La hausse des salaires peut se faire de deux
manières, soit en les augmentant au fur et à mesure de
l'accroissement de la productivité, soit en prélevant sur les
bénéfices.
Qu'il soit obtenu par la rationalisation ou par
l'investissement, l'accroissement de la productivité n'a qu'une
origine, la réduction du nombre de travailleurs pour une
production déterminée.
Il s'ensuit que le rattachement de la hausse des
salaires à l'augmentation de la productivité présente une série
de dangers, même en période de prospérité.
L'ensemble de la production, la production
nationale peut croître sensiblement sans que les travailleurs «
libérés » par les machines, puissent se recaser. Même s'il y a
le plein emploi, les travailleurs mis en chômage ne trouvent pas
toujours facilement une nouvelle place. Les industriels qui les
ont renvoyés pour augmenter les bénéfices, ne tirent pas
nécessairement un nouveau profit en créant de nouvelles
entreprises pour occuper le personnel disponible.

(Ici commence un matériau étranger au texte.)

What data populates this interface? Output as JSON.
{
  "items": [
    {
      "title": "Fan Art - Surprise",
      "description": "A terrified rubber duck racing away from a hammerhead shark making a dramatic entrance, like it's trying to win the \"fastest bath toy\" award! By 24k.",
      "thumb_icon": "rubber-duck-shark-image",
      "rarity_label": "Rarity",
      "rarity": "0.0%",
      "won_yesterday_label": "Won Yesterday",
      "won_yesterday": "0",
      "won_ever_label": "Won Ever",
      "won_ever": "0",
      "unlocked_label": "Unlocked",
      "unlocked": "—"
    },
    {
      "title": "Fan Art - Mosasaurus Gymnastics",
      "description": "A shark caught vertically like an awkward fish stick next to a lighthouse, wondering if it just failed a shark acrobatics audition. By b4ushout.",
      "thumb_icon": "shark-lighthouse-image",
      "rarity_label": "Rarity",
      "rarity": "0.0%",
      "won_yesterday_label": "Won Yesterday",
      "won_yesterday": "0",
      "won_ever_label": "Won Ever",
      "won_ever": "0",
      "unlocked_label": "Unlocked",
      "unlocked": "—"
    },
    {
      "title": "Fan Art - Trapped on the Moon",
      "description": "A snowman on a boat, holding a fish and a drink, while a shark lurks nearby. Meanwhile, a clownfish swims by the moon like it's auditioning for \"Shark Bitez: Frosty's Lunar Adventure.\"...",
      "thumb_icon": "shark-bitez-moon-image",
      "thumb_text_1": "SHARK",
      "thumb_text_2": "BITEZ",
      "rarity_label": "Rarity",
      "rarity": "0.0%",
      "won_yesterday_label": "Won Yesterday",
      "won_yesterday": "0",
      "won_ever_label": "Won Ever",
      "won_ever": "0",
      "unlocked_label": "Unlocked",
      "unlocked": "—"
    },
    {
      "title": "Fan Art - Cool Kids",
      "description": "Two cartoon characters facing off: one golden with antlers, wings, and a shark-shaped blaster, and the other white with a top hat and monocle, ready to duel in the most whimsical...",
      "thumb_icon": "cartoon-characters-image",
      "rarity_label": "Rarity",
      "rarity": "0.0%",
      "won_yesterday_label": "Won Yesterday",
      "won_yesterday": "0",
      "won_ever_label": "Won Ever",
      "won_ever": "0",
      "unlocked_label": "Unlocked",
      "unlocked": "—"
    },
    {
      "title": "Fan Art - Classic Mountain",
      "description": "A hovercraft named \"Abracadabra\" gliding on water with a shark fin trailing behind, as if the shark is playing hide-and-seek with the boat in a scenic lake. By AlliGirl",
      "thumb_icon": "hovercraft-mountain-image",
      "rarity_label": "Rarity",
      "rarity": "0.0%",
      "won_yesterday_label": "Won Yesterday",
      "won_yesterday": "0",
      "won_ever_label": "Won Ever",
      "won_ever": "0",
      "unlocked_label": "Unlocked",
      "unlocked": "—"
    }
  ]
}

D'autre part, les travailleurs doivent subir un
entraînement de réadaptation qui n'est pas aisé, de sorte qu'ils
peuvent être amenés à accepter des besognes inférieures à leur
ancienne qualification.
L'Etat pourra prendre certaines mesures, mais l'Etat
qui nous dirige, qu'il y ait des ministres socialistes ou non,
est un Etat capitaliste dont le but et la structure ne le
destinent pas à créer des entreprises industrielles et à, de ce
fait, des moyens limités dans ce domaine.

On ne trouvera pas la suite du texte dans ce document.